The 3% implied probability on Polymarket's order book reflects the historical rarity of direct federal infrastructure backstops for private technology firms. Comparable cases exist in semiconductors (CHIPS Act subsidies) and energy infrastructure, but these typically involve grants or tax incentives rather than debt guarantees. A full backstop arrangement—where the federal government explicitly underwrites debt obligations—remains uncommon outside crisis scenarios or strategic national security contexts. The current pricing suggests traders assess meaningful structural barriers to such an arrangement materialising within the timeframe.
Key catalysts include statements from OpenAI leadership clarifying their infrastructure financing strategy, congressional activity around technology infrastructure policy, and any formal requests from OpenAI to federal agencies. The Biden administration's final months and the incoming Trump administration's technology policy stance will shape receptiveness to such proposals. Traders should monitor Federal Reserve communications on financial stability and any announcements from the Treasury or Department of Commerce regarding technology sector financing mechanisms, as these would signal shifting conditions for backstop arrangements.
Resolution is handled by the UMA optimistic oracle on Polygon. A proposer submits the outcome, a two-hour dispute window opens, and if no one stakes a counter-claim the payout is final. Contested outcomes escalate to UMA token-holder voting. Payouts clear in USDC to the winning side.
The mechanics for trading "OpenAI receives federal backstop for infrastructure before July?" are the same as any other PolyGram event contract. Each YES share resolves to $1 if the event happens, or $0 if it doesn't. The current price between 0¢ and 100¢ is the market's probability estimate, set live by the order book.
$104K in lifetime turnover and $17K of resting liquidity puts this market in the top 30% by volume for tech contracts on PolyGram. Order-book depth is modest — expect a couple of cents of slippage on $1k+ trades.
Last 24 hours alone saw $71 in turnover, consistent with the market's lifetime daily-average pace.
The market has been open for 6 months — long enough that the order book is mature and price is well-anchored to fundamentals.
Higher-volume markets tend to have tighter spreads and faster price discovery — meaning the displayed YES/NO percentages are more likely to reflect the true crowd-implied probability rather than a single trader's directional view.
As of today, traders on Polymarket price this outcome at 3%. The number updates continuously as the order book clears. PolyGram mirrors the same live odds with locale-aware formatting and USDC settlement.
Resolution is handled by the UMA optimistic oracle on Polygon. A proposer submits the outcome, a 2-hour dispute window opens, and if uncontested the payout is final.
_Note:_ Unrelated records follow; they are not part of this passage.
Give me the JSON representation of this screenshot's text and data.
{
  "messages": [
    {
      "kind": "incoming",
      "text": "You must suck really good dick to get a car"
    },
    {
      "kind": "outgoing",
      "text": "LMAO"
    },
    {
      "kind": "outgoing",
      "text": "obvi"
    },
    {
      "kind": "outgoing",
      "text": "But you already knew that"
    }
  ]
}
Contested outcomes escalate to UMA token holders.
This prediction market is scheduled to close on 30 June 2026. After the resolving event occurs, settlement typically clears within 24 hours once the UMA optimistic oracle confirms the outcome. All payouts are in USDC on the Polygon network.
To trade on this prediction market, create a free PolyGram account at polygram.ink, deposit USDC via Polygon, and place a YES or NO order on the outcome you believe in. You can learn more on our how-it-works page. Your maximum loss is limited to your stake — there is no leverage or margin.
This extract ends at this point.